A deep memory from the only winter he had ever experienced filled him, and again he saw the shape of his breath, ice-enameled steps, fangs of ice in the trees, snow-dervishes spinning down the streets, and a red-eared horse with a white diamond on its nose. Clearly, he recalled the urge to hurt that horse, to assert his mastery. And he remembered riding it out onto the pond—That was the day that he had first equated violence with control.
The memories continued, and with his remorseless clarity he watched himself rage at his father’s death and continue to rage as the Sugarat, driven by the constant dread that his father’s control would never be his.
Sumner wandered the narrows of the forest, retracing the course of his life. He cut through the shame and guilt of the many years he had spent deceiving his mother, and he fully experienced and then abandoned the tenacious nostalgia he felt for his car, his room, his scansule, and, at last, he perceived how his need for command had made him a dupe for voors.
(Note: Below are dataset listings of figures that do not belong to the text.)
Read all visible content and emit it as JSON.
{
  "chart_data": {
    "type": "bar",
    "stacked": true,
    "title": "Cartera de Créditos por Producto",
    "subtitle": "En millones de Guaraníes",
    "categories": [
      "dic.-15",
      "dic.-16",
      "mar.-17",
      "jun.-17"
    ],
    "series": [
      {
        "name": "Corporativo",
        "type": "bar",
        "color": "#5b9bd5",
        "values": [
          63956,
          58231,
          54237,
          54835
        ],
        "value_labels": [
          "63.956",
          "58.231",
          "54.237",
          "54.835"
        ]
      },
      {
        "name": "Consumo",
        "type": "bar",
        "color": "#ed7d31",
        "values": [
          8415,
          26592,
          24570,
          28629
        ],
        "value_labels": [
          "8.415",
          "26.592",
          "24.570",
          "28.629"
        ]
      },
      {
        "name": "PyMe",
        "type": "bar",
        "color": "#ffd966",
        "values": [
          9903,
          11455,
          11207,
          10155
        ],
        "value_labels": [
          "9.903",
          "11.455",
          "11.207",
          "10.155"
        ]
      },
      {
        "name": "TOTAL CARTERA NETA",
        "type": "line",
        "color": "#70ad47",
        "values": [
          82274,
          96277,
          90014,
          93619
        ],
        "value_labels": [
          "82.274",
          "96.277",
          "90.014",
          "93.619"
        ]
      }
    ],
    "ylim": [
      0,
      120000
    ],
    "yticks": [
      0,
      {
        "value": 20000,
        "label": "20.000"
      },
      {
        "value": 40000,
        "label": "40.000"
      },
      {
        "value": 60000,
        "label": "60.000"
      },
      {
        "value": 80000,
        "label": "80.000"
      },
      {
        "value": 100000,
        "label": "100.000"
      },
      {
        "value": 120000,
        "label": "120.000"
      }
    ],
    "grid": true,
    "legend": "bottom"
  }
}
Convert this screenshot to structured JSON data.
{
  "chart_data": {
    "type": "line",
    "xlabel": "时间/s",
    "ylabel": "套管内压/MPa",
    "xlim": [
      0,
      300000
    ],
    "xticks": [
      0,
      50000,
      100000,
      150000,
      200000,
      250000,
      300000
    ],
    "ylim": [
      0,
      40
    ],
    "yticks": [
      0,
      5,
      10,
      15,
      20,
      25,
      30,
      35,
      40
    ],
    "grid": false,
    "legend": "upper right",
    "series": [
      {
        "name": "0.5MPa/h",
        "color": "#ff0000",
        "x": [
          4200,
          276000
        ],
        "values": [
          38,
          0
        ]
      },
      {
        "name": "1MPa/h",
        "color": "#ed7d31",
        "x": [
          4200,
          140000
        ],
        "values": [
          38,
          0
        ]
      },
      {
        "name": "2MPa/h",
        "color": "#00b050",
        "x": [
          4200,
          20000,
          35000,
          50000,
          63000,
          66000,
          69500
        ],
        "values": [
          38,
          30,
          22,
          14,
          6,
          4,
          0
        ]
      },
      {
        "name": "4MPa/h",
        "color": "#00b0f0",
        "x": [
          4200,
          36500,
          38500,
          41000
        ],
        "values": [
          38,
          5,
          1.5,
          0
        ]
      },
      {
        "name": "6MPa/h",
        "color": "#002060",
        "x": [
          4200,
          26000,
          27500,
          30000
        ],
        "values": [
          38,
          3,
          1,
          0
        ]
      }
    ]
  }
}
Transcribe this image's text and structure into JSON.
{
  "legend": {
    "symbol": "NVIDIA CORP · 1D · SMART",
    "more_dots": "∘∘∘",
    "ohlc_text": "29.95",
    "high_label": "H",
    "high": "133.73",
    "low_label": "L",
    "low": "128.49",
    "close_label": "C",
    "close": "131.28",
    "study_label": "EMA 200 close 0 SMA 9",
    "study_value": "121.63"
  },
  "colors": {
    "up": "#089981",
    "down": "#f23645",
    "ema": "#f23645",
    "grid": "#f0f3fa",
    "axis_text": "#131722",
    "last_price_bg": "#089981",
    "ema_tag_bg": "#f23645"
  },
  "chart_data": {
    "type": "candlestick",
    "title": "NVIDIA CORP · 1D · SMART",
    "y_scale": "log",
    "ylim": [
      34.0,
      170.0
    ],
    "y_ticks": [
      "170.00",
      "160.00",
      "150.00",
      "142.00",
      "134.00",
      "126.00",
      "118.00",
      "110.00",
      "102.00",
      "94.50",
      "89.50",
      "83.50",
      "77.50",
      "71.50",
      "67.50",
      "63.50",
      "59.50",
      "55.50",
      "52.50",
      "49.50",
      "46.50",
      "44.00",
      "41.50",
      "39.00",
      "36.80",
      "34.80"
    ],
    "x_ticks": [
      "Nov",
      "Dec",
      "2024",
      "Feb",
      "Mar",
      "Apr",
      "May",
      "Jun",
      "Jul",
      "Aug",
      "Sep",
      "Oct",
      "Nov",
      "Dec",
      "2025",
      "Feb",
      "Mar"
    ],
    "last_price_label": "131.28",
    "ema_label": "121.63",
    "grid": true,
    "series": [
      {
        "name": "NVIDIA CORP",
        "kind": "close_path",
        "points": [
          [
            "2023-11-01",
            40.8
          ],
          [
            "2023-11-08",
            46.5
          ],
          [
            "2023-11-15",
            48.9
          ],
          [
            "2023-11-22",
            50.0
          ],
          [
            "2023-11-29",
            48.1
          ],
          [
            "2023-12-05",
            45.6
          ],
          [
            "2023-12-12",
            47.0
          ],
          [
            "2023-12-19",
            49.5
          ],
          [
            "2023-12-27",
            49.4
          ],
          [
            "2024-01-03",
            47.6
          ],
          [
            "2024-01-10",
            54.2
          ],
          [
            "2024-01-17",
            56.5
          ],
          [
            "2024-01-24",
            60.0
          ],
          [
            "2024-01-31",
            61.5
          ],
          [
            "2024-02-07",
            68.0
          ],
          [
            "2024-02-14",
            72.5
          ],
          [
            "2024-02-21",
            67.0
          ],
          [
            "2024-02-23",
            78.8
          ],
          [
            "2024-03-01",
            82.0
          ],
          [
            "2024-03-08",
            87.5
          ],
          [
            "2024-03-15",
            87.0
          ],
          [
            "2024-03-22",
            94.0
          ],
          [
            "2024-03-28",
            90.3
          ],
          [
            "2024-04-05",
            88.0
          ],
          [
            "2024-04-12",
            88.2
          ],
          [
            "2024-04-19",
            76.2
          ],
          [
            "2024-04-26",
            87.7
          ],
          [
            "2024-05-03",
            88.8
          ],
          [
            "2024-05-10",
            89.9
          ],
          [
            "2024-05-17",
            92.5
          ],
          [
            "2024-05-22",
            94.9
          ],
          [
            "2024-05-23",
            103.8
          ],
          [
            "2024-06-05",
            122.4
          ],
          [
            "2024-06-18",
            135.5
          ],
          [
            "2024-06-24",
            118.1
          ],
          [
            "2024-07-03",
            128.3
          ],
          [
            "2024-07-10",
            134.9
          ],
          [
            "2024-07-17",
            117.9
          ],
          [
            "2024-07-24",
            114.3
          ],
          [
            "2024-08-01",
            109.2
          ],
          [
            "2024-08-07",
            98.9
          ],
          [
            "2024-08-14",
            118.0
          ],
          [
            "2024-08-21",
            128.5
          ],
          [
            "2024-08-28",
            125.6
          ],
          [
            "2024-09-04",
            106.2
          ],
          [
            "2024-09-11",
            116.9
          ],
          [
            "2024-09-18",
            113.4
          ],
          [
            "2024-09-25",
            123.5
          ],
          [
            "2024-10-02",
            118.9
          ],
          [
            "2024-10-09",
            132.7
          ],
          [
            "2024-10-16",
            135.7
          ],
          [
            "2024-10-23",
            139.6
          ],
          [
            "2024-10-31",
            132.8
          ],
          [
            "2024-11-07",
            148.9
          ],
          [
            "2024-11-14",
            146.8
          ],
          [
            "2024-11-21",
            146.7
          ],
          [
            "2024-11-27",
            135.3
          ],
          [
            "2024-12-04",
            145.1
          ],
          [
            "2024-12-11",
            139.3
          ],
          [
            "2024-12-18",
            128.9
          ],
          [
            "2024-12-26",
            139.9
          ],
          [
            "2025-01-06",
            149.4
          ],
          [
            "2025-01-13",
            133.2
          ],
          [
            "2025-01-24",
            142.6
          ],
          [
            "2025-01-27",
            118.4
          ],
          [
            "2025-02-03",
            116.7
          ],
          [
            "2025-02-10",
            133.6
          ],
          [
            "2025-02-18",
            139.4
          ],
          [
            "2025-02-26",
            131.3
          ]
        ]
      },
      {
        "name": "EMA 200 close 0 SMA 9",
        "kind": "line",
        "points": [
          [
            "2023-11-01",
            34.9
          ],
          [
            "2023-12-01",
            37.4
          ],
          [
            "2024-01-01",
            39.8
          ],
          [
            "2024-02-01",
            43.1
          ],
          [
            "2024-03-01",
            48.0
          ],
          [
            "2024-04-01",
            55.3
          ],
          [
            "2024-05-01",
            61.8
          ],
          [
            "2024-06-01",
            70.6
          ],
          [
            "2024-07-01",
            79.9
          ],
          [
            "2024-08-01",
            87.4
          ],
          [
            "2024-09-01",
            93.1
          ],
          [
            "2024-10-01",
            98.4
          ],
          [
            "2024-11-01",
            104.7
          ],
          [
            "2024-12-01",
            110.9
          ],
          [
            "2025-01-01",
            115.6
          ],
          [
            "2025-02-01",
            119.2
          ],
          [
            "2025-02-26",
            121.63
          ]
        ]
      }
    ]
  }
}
All the memories of Corby and Jeanlu that he had so fanatically evaded over the years returned undiminished. Sensations ghosted through him: the bloodchill that sparked around Corby’s body; the deathchant that Jeanlu’s corpse had chattered in his face while hanging from his neck; and the deva—the ruby light, the cold saffron sun, and the maddening, impossible flight over Rigalu Flats. At this point, he came to the edge of the forest, where sunset-lengthened shadows stretched black to infinity.
He moved out across the grasslands at an easy gait, reviewing his past in the scarlet light. He walked all night, traveling where starlight blew off the water, moving without anxiety through panther glades and over buffalo hills where hind rats stalked. Moonhandled, alert, he proceeded invisibly, prey to nothing, intent on deciphering all the parables of his life. The change that had come over him was permanent. He would never again be confused.